Women and Religion: Dignity, Equality, and Empowerment

By Sister Sharon Eubank of the Relief Society general presidency

Remarks delivered by Sister Sharon Eubank of the Relief Society general presidency and director of LDS Charities at the G20 Interfaith Forum in Buenos Aires, Argentina, Thursday September 27, 2018.

QUESTION 1: Based on your extensive experience, how can religious communities make a positive contribution to protecting and empowering vulnerable women? In particular with regards to girls’ education and ending harmful traditional practices?

STATEMENT: I am part of the general leadership of the Relief Society in The Church of Jesus Christ of Latter-day Saints, which has 176 years of experience answering this question.
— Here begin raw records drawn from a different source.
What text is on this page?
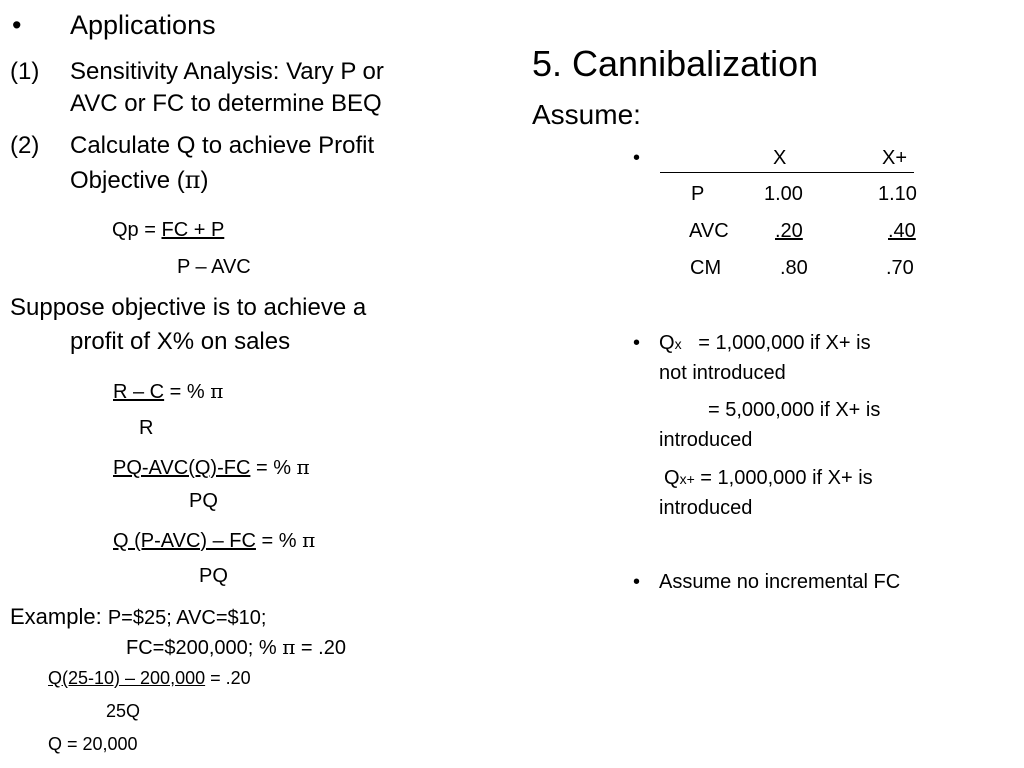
• Applications
(1) Sensitivity Analysis: Vary P or
AVC or FC to determine BEQ
(2) Calculate Q to achieve Profit
Objective (π)
Qp = FC + P
P – AVC
Suppose objective is to achieve a
profit of X% on sales
R – C = % π
R
PQ-AVC(Q)-FC = % π
PQ
Q (P-AVC) – FC = % π
PQ
Example: P=$25; AVC=$10;
FC=$200,000; % π = .20
Q(25-10) – 200,000 = .20
25Q
Q = 20,000
5. Cannibalization
Assume:
•	X	X+
P	1.00	1.10
AVC .20	.40
CM	.80	.70
• Qx   = 1,000,000 if X+ is
not introduced
= 5,000,000 if X+ is
introduced
Qx+ = 1,000,000 if X+ is
introduced
• Assume no incremental FC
The Relief Society mandate is to:

  • Build faith—not just of its own members but the faith of all believing people.
  • Strengthen families—especially in their freedom to choose, vigorously address abuse and protection, and to promote education, health, and the equal place of men and women.
  • Provide relief—relief from poverty and dangerous practices, protecting displaced people, safeguarding basic human rights, defending dignity.

In the Relief Society, each woman in every congregation has a peer mentor to connect with monthly or whenever she needs help.

The Relief Society has 33,000 presidencies around the world made up of three women each who provide leadership and participate in the governing council of each congregation. This lay assignment may be the first time a woman has had a voice in her community and an expectation to lead out. Or she may be very experienced and influential. Relief Society members do lead out with surprising and interesting results. Let me describe what some women are doing to protect and empower others.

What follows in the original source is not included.